Cane iperattivo: come risolvere il problema

Per ottenere l’attenzione di un cane iperattivo è importante avere la giusta motivazione, assecondando anche le predisposizioni di razza e le caratteristiche del singolo soggetto ma, soprattutto, insegnando al cane che solo con la calma e l’educazione può ottenere quello che desidera. In molti casi, vivere e crescere in un ambiente povero di stimoli può contribuire a generare nel cane comportamenti scorretti. I cani che crescono in città, per esempio, sono animali abituati al traffico che non inseguono le macchine, a differenza di quelli che vivono in campagna. I cani vanno sempre stimolati, soprattutto quando sono cuccioli.

A differenza di quanto si dice in giro, un cane iperattivo non tende a calmarsi facendo lunghe passeggiate. Al contrario, la tendenza a farlo stancare, non fa altro che allenarlo ancora di più! In alternativa, un metodo efficace per far calmare il cane è quello di optare per i giochi che consentono di usare il naso, i giochi di ricerca e le attività di masticazione; inoltre, è importante fargli usare la testa per risolvere piccoli problemi, per esempio impegnandolo con giochi di attivazione mentale.
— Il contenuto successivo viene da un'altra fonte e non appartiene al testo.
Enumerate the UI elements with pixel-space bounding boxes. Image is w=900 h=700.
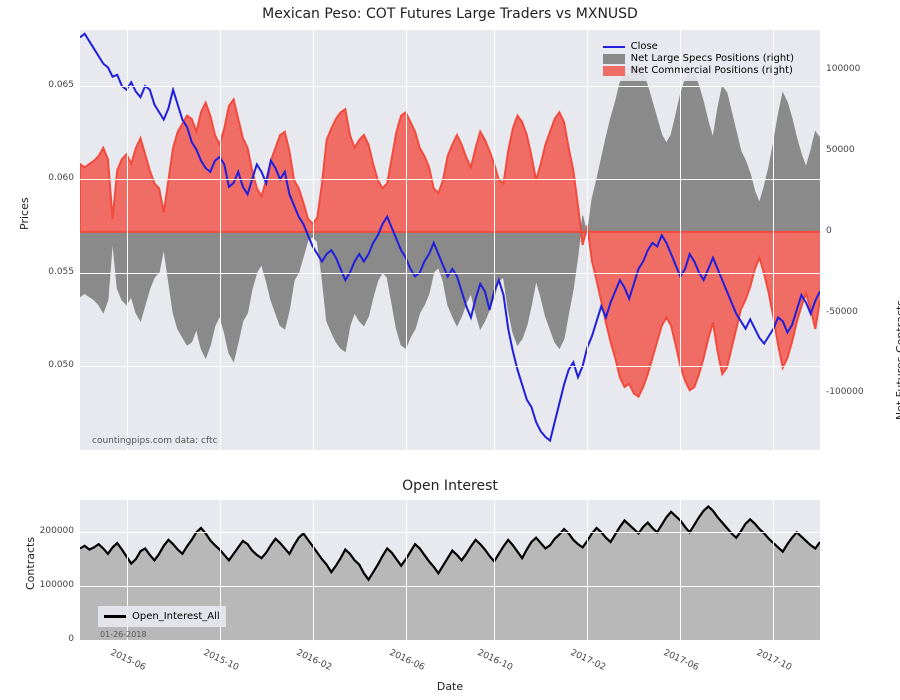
gridline-h [80, 273, 820, 274]
oi-y-tick: 100000 [40, 580, 74, 590]
source-annotation: countingpips.com data: cftc [92, 436, 217, 446]
oi-svg [0, 0, 900, 700]
gridline-v [494, 30, 495, 450]
legend-item: Open_Interest_All [104, 611, 220, 622]
oi-y-tick: 0 [68, 634, 74, 644]
yr-tick: -100000 [826, 387, 864, 397]
oi-y-label: Contracts [24, 537, 37, 590]
gridline-v [587, 30, 588, 450]
yl-tick: 0.065 [48, 80, 74, 90]
legend-label: Open_Interest_All [132, 611, 220, 622]
gridline-v [406, 500, 407, 640]
yr-tick: -50000 [826, 307, 858, 317]
gridline-v [587, 500, 588, 640]
gridline-v [220, 30, 221, 450]
oi-legend: Open_Interest_All [98, 606, 226, 627]
gridline-v [127, 30, 128, 450]
gridline-v [313, 30, 314, 450]
gridline-h [80, 586, 820, 587]
gridline-h [80, 366, 820, 367]
yr-tick: 100000 [826, 64, 860, 74]
gridline-v [680, 30, 681, 450]
gridline-h [80, 86, 820, 87]
legend-swatch [104, 615, 126, 618]
gridline-h [80, 532, 820, 533]
yr-tick: 0 [826, 226, 832, 236]
yl-tick: 0.050 [48, 360, 74, 370]
yl-tick: 0.060 [48, 173, 74, 183]
gridline-v [773, 500, 774, 640]
yl-tick: 0.055 [48, 267, 74, 277]
gridline-v [313, 500, 314, 640]
gridline-v [406, 30, 407, 450]
yr-tick: 50000 [826, 145, 855, 155]
oi-y-tick: 200000 [40, 526, 74, 536]
gridline-v [680, 500, 681, 640]
gridline-v [494, 500, 495, 640]
figure-root: Mexican Peso: COT Futures Large Traders … [0, 0, 900, 700]
x-axis-label: Date [0, 680, 900, 693]
date-annotation: 01-26-2018 [100, 630, 147, 639]
gridline-v [773, 30, 774, 450]
gridline-h [80, 179, 820, 180]
gridline-h [80, 640, 820, 641]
Per interagire con un cane iperattivo e aiutarlo a correggere i suoi comportamenti sbagliati, il linguaggio del corpo e le posture possono rivelarsi fondamentali. Se il cane è irrequieto o agitato, di sicuro non è conveniente correre, fare movimento bruschi o veloci, o anche alzare il tono della voce eccessivamente. Sicuramente l’iperattività è una patologia che va curata da un medico veterinario comportamentalista che somministrerà al cane anche dei farmaci. I rimedi omeopatici e naturali sono molti utili anche per ottenere risultati migliori e più veloci nel lavoco che comunque va svolto in sinergia con un operatore cinofilo. In tutti i casi, affiancarsi ad un professionista è fondamentale per correggere il comportamento del cane ed evitare soluzioni fai-da-te che, invece, potrebbero anche peggiorare la situazione.